By Lee Zimmerman
With their weary, heavy-lidded ambiance and yearning, hollow-eyed intonation, it’s not surprising to find Great Lake Swimmers’ songs sounding as lonely and desolate as the prairies of the cold north country from which the band hails. But while this Canadian combo makes an erstwhile attempt to evoke some homespun imagery, the view they offer is uniformly bleak and barren, a place where dreams and desires often seem desperately elusive and consistently out of reach.
They achieve this dreamy ambiance and overcast disposition by plying a sepia-tinged combination of gothic, folk-tinged arrangements — mostly banjo, acoustic guitars, autoharp and upright bass — to Tony Dekker’s hushed vocals and understated delivery.

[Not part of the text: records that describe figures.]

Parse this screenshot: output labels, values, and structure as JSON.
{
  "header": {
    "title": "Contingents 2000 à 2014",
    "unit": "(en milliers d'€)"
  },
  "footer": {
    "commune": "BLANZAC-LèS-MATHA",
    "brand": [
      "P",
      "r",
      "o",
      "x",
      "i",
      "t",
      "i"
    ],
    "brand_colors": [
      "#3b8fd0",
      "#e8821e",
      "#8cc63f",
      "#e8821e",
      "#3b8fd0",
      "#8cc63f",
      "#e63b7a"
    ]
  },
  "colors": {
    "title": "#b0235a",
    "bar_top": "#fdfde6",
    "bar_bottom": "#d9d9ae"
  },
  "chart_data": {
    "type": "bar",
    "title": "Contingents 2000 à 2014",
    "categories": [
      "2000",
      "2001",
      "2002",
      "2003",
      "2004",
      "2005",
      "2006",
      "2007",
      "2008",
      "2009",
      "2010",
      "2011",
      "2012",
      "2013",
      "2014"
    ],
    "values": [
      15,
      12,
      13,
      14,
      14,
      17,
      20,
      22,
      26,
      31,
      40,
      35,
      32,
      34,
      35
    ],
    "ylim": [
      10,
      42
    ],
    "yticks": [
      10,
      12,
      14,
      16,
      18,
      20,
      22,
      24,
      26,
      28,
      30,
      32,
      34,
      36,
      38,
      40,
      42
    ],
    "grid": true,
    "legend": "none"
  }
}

Despite their frayed sadness, there’s an undeniable beauty pervading these subdued melodies — in the unassuming ramble of “Your Rocky Spine,” the gentle, steel-guitar sway of “I Became Awake” and the slow, steady advance of “Put There By The Land.” Still, most of these tunes struggle to maintain any hint of momentum at all, drifting as if quietly suspended in midair. Despite the sense of lethargy, the music’s still lovely, like background sounds for twilight contemplation.
As is the case with their first two albums, Ongiara may seem more an acquired taste. Nevertheless, those who desire apt accompaniment for quiet repose will find this set unobtrusive and yet affecting.